Collision avoidance and path finding in a robotic mobile fulfillment system using multi-objective meta-heuristics
Ahmad Kokhahi, Mary Kurz
TL;DR
This work addresses collision avoidance and task allocation in robotic mobile fulfillment systems by integrating energy-awareness into both path routing and multi-objective task assignment. It introduces a novel energy-based priority rule and leverages two metaheuristics, NSGA-II and ALNS, to optimize TA with respect to running time and energy, while a Modified A* path planner accounts for space-time collisions. The problem is formulated as a multi-objective, NP-hard optimization, with a simplified MDTSP relaxation to explore Pareto fronts on small instances; comprehensive comparisons show the energy-aware approaches outperform existing methods, with NSGA-II enhanced by an ARC operator delivering the strongest Pareto performance.
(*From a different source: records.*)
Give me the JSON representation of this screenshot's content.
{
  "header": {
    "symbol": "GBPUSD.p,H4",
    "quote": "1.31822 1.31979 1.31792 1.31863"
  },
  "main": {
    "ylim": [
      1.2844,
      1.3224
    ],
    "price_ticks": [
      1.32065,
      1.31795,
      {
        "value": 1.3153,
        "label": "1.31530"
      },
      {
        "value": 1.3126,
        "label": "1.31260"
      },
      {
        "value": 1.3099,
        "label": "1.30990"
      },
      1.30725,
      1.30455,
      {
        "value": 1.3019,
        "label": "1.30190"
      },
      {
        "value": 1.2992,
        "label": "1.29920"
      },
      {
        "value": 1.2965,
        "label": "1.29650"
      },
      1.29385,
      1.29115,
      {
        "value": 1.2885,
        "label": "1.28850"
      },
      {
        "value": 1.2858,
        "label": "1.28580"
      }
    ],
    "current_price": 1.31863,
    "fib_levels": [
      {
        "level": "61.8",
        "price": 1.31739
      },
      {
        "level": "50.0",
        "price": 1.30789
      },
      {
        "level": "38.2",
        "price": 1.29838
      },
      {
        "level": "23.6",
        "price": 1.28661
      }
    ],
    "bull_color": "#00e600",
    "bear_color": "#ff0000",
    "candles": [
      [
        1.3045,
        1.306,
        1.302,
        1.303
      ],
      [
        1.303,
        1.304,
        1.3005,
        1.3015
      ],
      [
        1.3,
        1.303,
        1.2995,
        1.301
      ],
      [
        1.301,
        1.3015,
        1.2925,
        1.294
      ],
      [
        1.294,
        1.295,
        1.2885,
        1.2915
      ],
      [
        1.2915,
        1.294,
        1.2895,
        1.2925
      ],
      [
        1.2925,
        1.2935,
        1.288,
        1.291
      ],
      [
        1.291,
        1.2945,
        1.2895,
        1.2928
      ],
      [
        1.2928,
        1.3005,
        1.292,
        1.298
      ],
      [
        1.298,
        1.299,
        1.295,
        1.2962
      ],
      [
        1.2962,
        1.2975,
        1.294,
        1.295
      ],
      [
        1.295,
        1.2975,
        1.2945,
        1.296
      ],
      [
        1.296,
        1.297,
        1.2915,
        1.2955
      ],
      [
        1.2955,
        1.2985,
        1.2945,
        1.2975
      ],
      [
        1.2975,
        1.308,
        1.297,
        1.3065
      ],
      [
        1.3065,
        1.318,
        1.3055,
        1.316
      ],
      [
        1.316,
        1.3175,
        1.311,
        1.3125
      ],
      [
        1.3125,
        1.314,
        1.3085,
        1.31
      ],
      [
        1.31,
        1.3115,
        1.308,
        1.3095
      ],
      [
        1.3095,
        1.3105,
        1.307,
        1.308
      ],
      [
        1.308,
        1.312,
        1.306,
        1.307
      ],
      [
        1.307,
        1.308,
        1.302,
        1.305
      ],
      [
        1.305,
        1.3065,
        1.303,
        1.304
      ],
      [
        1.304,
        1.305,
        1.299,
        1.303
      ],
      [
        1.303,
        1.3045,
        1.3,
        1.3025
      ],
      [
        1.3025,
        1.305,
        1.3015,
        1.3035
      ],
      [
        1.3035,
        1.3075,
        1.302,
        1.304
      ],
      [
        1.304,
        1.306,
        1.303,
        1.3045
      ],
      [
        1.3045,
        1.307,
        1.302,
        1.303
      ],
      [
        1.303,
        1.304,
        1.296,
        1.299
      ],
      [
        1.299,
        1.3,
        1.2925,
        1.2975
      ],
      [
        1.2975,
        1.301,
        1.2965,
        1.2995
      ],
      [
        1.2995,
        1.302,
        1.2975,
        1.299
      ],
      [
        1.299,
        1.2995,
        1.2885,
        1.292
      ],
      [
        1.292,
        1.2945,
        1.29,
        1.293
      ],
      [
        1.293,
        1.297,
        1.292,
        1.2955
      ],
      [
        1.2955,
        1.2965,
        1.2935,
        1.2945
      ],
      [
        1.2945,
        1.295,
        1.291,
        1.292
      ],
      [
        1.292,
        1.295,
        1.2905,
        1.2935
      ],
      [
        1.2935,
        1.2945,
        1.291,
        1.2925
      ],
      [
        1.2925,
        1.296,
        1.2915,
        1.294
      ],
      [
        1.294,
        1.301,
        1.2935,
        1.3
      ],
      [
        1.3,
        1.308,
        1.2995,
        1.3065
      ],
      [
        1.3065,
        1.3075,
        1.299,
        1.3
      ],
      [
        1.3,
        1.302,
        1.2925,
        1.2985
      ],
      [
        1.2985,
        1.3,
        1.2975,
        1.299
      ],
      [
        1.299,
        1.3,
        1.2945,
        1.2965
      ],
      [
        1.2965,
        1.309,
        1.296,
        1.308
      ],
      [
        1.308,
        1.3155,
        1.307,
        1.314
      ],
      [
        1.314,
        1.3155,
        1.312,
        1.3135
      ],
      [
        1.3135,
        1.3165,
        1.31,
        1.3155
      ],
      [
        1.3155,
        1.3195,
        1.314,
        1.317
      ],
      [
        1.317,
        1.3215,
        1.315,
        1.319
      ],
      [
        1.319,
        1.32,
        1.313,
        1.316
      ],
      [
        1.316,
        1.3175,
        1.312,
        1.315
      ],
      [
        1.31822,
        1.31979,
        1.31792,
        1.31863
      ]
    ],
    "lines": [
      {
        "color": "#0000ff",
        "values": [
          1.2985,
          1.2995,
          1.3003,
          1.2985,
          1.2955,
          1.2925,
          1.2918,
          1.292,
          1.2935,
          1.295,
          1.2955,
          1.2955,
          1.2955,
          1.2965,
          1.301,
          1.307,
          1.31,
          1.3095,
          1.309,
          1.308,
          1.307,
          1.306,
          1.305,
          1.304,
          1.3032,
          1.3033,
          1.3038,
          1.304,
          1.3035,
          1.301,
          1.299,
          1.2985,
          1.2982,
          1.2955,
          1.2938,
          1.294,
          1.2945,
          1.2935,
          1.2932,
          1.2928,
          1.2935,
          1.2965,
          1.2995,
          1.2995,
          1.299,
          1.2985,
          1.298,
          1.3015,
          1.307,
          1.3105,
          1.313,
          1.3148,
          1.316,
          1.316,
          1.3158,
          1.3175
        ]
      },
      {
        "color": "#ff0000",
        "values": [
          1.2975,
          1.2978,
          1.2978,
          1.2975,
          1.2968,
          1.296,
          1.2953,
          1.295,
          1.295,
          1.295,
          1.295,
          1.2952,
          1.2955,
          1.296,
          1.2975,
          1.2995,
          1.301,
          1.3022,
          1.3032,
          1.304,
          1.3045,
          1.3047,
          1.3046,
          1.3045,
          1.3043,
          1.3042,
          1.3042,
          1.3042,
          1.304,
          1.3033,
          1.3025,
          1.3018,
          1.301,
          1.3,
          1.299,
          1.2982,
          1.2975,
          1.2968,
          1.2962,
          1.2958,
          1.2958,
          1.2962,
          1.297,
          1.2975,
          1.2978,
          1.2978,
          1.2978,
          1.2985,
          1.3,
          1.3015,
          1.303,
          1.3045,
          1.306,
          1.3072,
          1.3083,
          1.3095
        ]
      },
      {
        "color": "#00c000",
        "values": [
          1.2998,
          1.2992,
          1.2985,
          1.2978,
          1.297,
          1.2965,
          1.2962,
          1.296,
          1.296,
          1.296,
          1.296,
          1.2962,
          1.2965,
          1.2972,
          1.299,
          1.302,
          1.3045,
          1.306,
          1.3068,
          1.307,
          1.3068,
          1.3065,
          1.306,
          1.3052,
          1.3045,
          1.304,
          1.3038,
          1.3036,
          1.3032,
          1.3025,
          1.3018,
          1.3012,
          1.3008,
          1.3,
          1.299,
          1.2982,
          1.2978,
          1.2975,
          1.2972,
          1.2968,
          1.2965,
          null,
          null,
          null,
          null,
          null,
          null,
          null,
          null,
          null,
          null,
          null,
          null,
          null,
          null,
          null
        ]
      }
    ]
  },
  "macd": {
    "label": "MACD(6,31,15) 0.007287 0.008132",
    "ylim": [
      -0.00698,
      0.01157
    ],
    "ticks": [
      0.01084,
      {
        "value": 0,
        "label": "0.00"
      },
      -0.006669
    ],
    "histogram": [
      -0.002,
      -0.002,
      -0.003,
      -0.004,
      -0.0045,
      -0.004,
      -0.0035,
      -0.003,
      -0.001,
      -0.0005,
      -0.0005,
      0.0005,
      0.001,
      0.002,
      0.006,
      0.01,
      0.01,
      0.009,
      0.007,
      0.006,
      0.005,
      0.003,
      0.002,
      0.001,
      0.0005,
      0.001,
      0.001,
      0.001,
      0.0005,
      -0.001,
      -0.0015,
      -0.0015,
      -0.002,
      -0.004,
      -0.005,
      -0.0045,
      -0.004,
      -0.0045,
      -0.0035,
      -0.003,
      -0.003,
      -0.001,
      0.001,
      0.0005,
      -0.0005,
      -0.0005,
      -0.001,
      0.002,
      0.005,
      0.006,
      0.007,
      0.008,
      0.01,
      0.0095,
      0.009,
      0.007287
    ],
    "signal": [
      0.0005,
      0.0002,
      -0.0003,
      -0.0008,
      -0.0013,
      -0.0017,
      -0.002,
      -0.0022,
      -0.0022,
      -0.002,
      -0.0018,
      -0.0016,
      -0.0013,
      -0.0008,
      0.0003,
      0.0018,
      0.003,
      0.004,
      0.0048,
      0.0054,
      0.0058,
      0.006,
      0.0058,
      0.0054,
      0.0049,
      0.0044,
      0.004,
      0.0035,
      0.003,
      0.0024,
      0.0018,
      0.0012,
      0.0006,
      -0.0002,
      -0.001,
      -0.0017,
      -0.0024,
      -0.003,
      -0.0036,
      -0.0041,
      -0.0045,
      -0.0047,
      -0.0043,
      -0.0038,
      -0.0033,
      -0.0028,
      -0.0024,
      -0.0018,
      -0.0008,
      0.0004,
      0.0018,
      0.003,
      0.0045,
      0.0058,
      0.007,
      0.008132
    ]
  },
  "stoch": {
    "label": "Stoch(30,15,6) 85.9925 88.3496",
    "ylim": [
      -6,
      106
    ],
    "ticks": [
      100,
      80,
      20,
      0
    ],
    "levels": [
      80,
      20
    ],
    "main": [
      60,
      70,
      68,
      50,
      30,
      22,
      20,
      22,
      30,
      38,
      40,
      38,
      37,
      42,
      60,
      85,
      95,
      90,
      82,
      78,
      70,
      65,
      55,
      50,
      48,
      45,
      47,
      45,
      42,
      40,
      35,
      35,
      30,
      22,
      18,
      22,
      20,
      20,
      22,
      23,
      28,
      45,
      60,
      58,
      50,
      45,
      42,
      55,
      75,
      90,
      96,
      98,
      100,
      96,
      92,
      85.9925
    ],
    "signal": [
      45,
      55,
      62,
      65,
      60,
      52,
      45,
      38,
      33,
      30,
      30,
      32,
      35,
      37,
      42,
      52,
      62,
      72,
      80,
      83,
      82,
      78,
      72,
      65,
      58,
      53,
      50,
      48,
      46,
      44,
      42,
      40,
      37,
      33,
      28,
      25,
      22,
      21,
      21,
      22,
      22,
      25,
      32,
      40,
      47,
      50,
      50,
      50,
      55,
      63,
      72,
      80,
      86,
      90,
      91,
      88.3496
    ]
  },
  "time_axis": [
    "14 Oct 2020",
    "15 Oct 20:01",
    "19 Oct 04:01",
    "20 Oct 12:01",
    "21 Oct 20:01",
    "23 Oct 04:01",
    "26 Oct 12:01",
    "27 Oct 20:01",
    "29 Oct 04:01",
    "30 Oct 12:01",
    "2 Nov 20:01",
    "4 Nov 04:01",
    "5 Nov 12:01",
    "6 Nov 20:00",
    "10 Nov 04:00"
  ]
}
The results offer practical guidance for managers seeking energy-efficient collision avoidance and balanced task distribution in RMFS deployments, and point to future extensions involving real-time dynamics and battery-aware scheduling.
Abstract
Multi-Agent Path Finding (MAPF) has gained significant attention, with most research focusing on minimizing collisions and travel time. This paper also considers energy consumption in the path planning of automated guided vehicles (AGVs). It addresses two main challenges: i) resolving collisions between AGVs and ii) assigning tasks to AGVs. We propose a new collision avoidance strategy that takes both energy use and travel time into account. For task assignment, we present two multi-objective algorithms: Non-Dominated Sorting Genetic Algorithm (NSGA) and Adaptive Large Neighborhood Search (ALNS). Comparative evaluations show that these proposed methods perform better than existing approaches in both collision avoidance and task assignment.